News of the unfortunate death comes as Texas Gov. Greg Abbott announced the deployment of tactical vehicles along the border by the Texas Military Department on Tuesday.
“The Texas National Guard have deployed tactical vehicles along the Texas-Mexico border. These vehicles provide enhanced protection for our troops in the face of increasing cartel activity. We are the first and last line of defense at our border,” Abbott tweeted.
The move shouldn’t be a surprise; the governor vowed, as early as January 2022, to use every tool and resource available to secure the border with the end of Title 42 expulsions slated for mid-December.
The tweeted statement was the Texas governor’s latest effort to ramp up border security, which included tweeting out photos of the armored tactical vehicles. The tactical vehicles are now located at 10 sites along the U.S.-Mexico border.
The announcement also comes after Abbott invoked a constitutional invasion clause in November, deploying the Texas National Guard in the process.
“They are militarizing and terrorizing our communities,” one Rio Grande Valley local said.
Critics of Abbott’s Operation Lone Star call his border tactics a massive overreach. Republicans say it’s necessary.
“Together we bear witness to the worst border crisis in U.S. history. There have been more than 4 million illegal border crossings since Joe Biden took office,” Rep. Kevin McCarthy said is a news release.
The National Guard is also ramping up aircraft flights along the border.
The beefed-up security comes as cities including El Paso are reenacting emergency ordinances to allocate personnel and resources to respond when Title 42 ends.
For example, tensions grew high at one migrant camp just across the border from El Paso in early December. The facility housed about 1,500 Venezuelan migrants waiting to cross over before being taken down by Mexican authorities.

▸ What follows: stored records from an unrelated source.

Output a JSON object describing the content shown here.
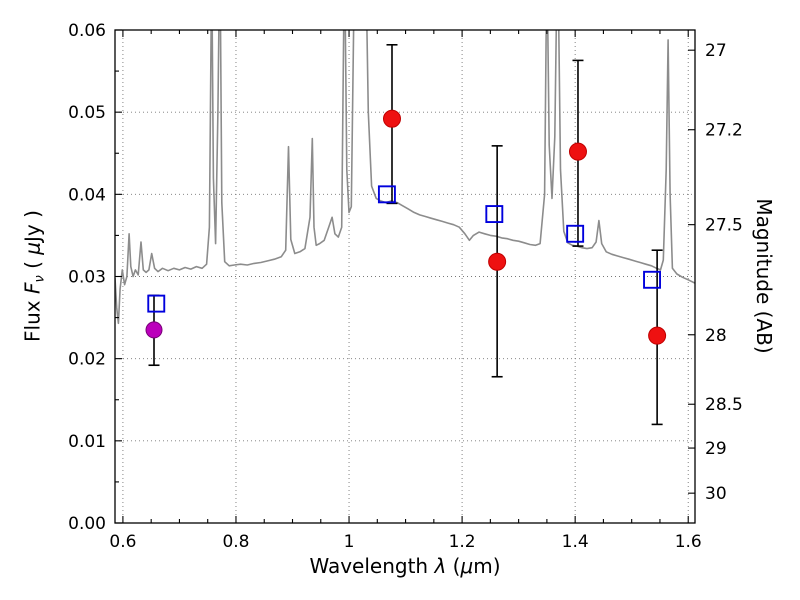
{
  "figure": {
    "background": "#ffffff",
    "axis_color": "#000000",
    "grid_color": "#777777",
    "grid_style": "dotted"
  },
  "axes": {
    "xlabel": {
      "pre": "Wavelength  ",
      "symbol": "λ",
      "open": " (",
      "mu": "μ",
      "close": "m)"
    },
    "ylabel_left": {
      "pre": "Flux  ",
      "symbol": "F",
      "sub": "ν",
      "open": " ( ",
      "mu": "μ",
      "close": "Jy )"
    },
    "ylabel_right": "Magnitude (AB)"
  },
  "chart_data": {
    "type": "line+scatter",
    "title": "",
    "xlabel": "Wavelength λ (μm)",
    "ylabel": "Flux Fν (μJy)",
    "ylabel_right": "Magnitude (AB)",
    "xlim": [
      0.586,
      1.612
    ],
    "ylim": [
      0.0,
      0.06
    ],
    "grid": true,
    "legend": "none",
    "x_ticks": [
      {
        "v": 0.6,
        "label": "0.6"
      },
      {
        "v": 0.8,
        "label": "0.8"
      },
      {
        "v": 1.0,
        "label": "1"
      },
      {
        "v": 1.2,
        "label": "1.2"
      },
      {
        "v": 1.4,
        "label": "1.4"
      },
      {
        "v": 1.6,
        "label": "1.6"
      }
    ],
    "y_ticks": [
      {
        "v": 0.0,
        "label": "0.00"
      },
      {
        "v": 0.01,
        "label": "0.01"
      },
      {
        "v": 0.02,
        "label": "0.02"
      },
      {
        "v": 0.03,
        "label": "0.03"
      },
      {
        "v": 0.04,
        "label": "0.04"
      },
      {
        "v": 0.05,
        "label": "0.05"
      },
      {
        "v": 0.06,
        "label": "0.06"
      }
    ],
    "right_axis": {
      "zeropoint_ab": 23.9,
      "ticks": [
        {
          "v": 27.0,
          "label": "27"
        },
        {
          "v": 27.2,
          "label": "27.2"
        },
        {
          "v": 27.5,
          "label": "27.5"
        },
        {
          "v": 28.0,
          "label": "28"
        },
        {
          "v": 28.5,
          "label": "28.5"
        },
        {
          "v": 29.0,
          "label": "29"
        },
        {
          "v": 30.0,
          "label": "30"
        }
      ]
    },
    "x_minor_step": 0.05,
    "y_minor_step": 0.005,
    "series": [
      {
        "name": "model-spectrum",
        "type": "line",
        "color": "#8c8c8c",
        "width": 1.6,
        "x": [
          0.586,
          0.589,
          0.592,
          0.595,
          0.599,
          0.603,
          0.607,
          0.611,
          0.614,
          0.618,
          0.622,
          0.627,
          0.632,
          0.636,
          0.641,
          0.646,
          0.651,
          0.656,
          0.662,
          0.67,
          0.68,
          0.69,
          0.7,
          0.71,
          0.72,
          0.73,
          0.74,
          0.748,
          0.753,
          0.757,
          0.76,
          0.764,
          0.768,
          0.7715,
          0.775,
          0.78,
          0.788,
          0.797,
          0.808,
          0.82,
          0.832,
          0.844,
          0.856,
          0.868,
          0.88,
          0.888,
          0.893,
          0.897,
          0.904,
          0.913,
          0.922,
          0.931,
          0.935,
          0.938,
          0.942,
          0.948,
          0.956,
          0.964,
          0.97,
          0.975,
          0.981,
          0.987,
          0.992,
          0.996,
          1.0,
          1.004,
          1.008,
          1.012,
          1.02,
          1.028,
          1.034,
          1.04,
          1.048,
          1.056,
          1.065,
          1.075,
          1.085,
          1.095,
          1.105,
          1.115,
          1.125,
          1.135,
          1.145,
          1.155,
          1.165,
          1.175,
          1.185,
          1.195,
          1.205,
          1.213,
          1.22,
          1.23,
          1.24,
          1.25,
          1.26,
          1.27,
          1.28,
          1.29,
          1.3,
          1.31,
          1.32,
          1.33,
          1.338,
          1.346,
          1.35,
          1.354,
          1.359,
          1.364,
          1.369,
          1.374,
          1.38,
          1.387,
          1.395,
          1.403,
          1.412,
          1.421,
          1.43,
          1.437,
          1.442,
          1.447,
          1.455,
          1.465,
          1.475,
          1.485,
          1.495,
          1.505,
          1.515,
          1.525,
          1.535,
          1.544,
          1.551,
          1.556,
          1.561,
          1.5645,
          1.568,
          1.572,
          1.58,
          1.59,
          1.6,
          1.612
        ],
        "y": [
          0.0298,
          0.0262,
          0.0243,
          0.0285,
          0.0308,
          0.029,
          0.03,
          0.0352,
          0.0312,
          0.03,
          0.0308,
          0.0302,
          0.0342,
          0.0308,
          0.0305,
          0.0308,
          0.0328,
          0.031,
          0.0306,
          0.031,
          0.0307,
          0.031,
          0.0308,
          0.0311,
          0.0309,
          0.0312,
          0.031,
          0.0315,
          0.036,
          0.068,
          0.042,
          0.034,
          0.05,
          0.071,
          0.039,
          0.0318,
          0.0313,
          0.0314,
          0.0315,
          0.0314,
          0.0316,
          0.0317,
          0.0319,
          0.0321,
          0.0324,
          0.0332,
          0.0458,
          0.0345,
          0.0328,
          0.033,
          0.0334,
          0.0372,
          0.0468,
          0.036,
          0.0338,
          0.034,
          0.0344,
          0.036,
          0.0372,
          0.0352,
          0.0348,
          0.036,
          0.07,
          0.043,
          0.0378,
          0.0385,
          0.06,
          0.082,
          0.09,
          0.075,
          0.05,
          0.041,
          0.0395,
          0.0392,
          0.039,
          0.0392,
          0.039,
          0.0386,
          0.0382,
          0.0378,
          0.0375,
          0.0373,
          0.0371,
          0.0369,
          0.0367,
          0.0365,
          0.0363,
          0.036,
          0.0352,
          0.0344,
          0.035,
          0.0354,
          0.0352,
          0.035,
          0.0349,
          0.0347,
          0.0346,
          0.0344,
          0.0343,
          0.0341,
          0.0339,
          0.0338,
          0.034,
          0.04,
          0.069,
          0.046,
          0.0395,
          0.047,
          0.072,
          0.043,
          0.0355,
          0.0341,
          0.0338,
          0.0337,
          0.0335,
          0.0334,
          0.0335,
          0.0342,
          0.0368,
          0.034,
          0.033,
          0.0327,
          0.0325,
          0.0323,
          0.0321,
          0.0319,
          0.0317,
          0.0315,
          0.0313,
          0.031,
          0.0308,
          0.032,
          0.043,
          0.0588,
          0.04,
          0.031,
          0.0303,
          0.0299,
          0.0296,
          0.0292
        ]
      },
      {
        "name": "observed-photometry",
        "type": "scatter",
        "marker": "circle",
        "color": "#ee1111",
        "edge": "#c00000",
        "size": 17,
        "error_color": "#000000",
        "points": [
          {
            "x": 1.076,
            "y": 0.0492,
            "lo": 0.0389,
            "hi": 0.0582
          },
          {
            "x": 1.262,
            "y": 0.0318,
            "lo": 0.0178,
            "hi": 0.0459
          },
          {
            "x": 1.405,
            "y": 0.0452,
            "lo": 0.0337,
            "hi": 0.0563
          },
          {
            "x": 1.545,
            "y": 0.0228,
            "lo": 0.012,
            "hi": 0.0332
          }
        ]
      },
      {
        "name": "detection-band",
        "type": "scatter",
        "marker": "circle",
        "color": "#bb00bb",
        "edge": "#770077",
        "size": 16,
        "error_color": "#000000",
        "points": [
          {
            "x": 0.655,
            "y": 0.0235,
            "lo": 0.0192,
            "hi": 0.0277
          }
        ]
      },
      {
        "name": "model-photometry",
        "type": "scatter",
        "marker": "square-open",
        "color": "#0000dd",
        "size": 16,
        "error_color": "#000000",
        "points": [
          {
            "x": 0.659,
            "y": 0.0267
          },
          {
            "x": 1.067,
            "y": 0.04
          },
          {
            "x": 1.257,
            "y": 0.0376
          },
          {
            "x": 1.4,
            "y": 0.0352
          },
          {
            "x": 1.536,
            "y": 0.0296
          }
        ]
      }
    ]
  }
}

City shelters are already over capacity and Democratic Congresswoman Veronica Escobar worries about the $7 million the federal government owes El Paso for migrant related costs just from the last quarter.
“My real concern over the long term is not only will we see more numbers because of limited legal pathways, but that we will see what we saw under Trump, which was the federal government not reimbursing local communities,” she told NewsNation’s “Rush Hour” on Wednesday.
Title 42 is slated to end Dec. 21. In response, El Paso and other border cities are preparing for this month to be record breaking in regards to community releases.
Just last week, more than 500 were released into El Paso’s street. Once Title 42 ends, they’re preparing for thousands to pass through daily.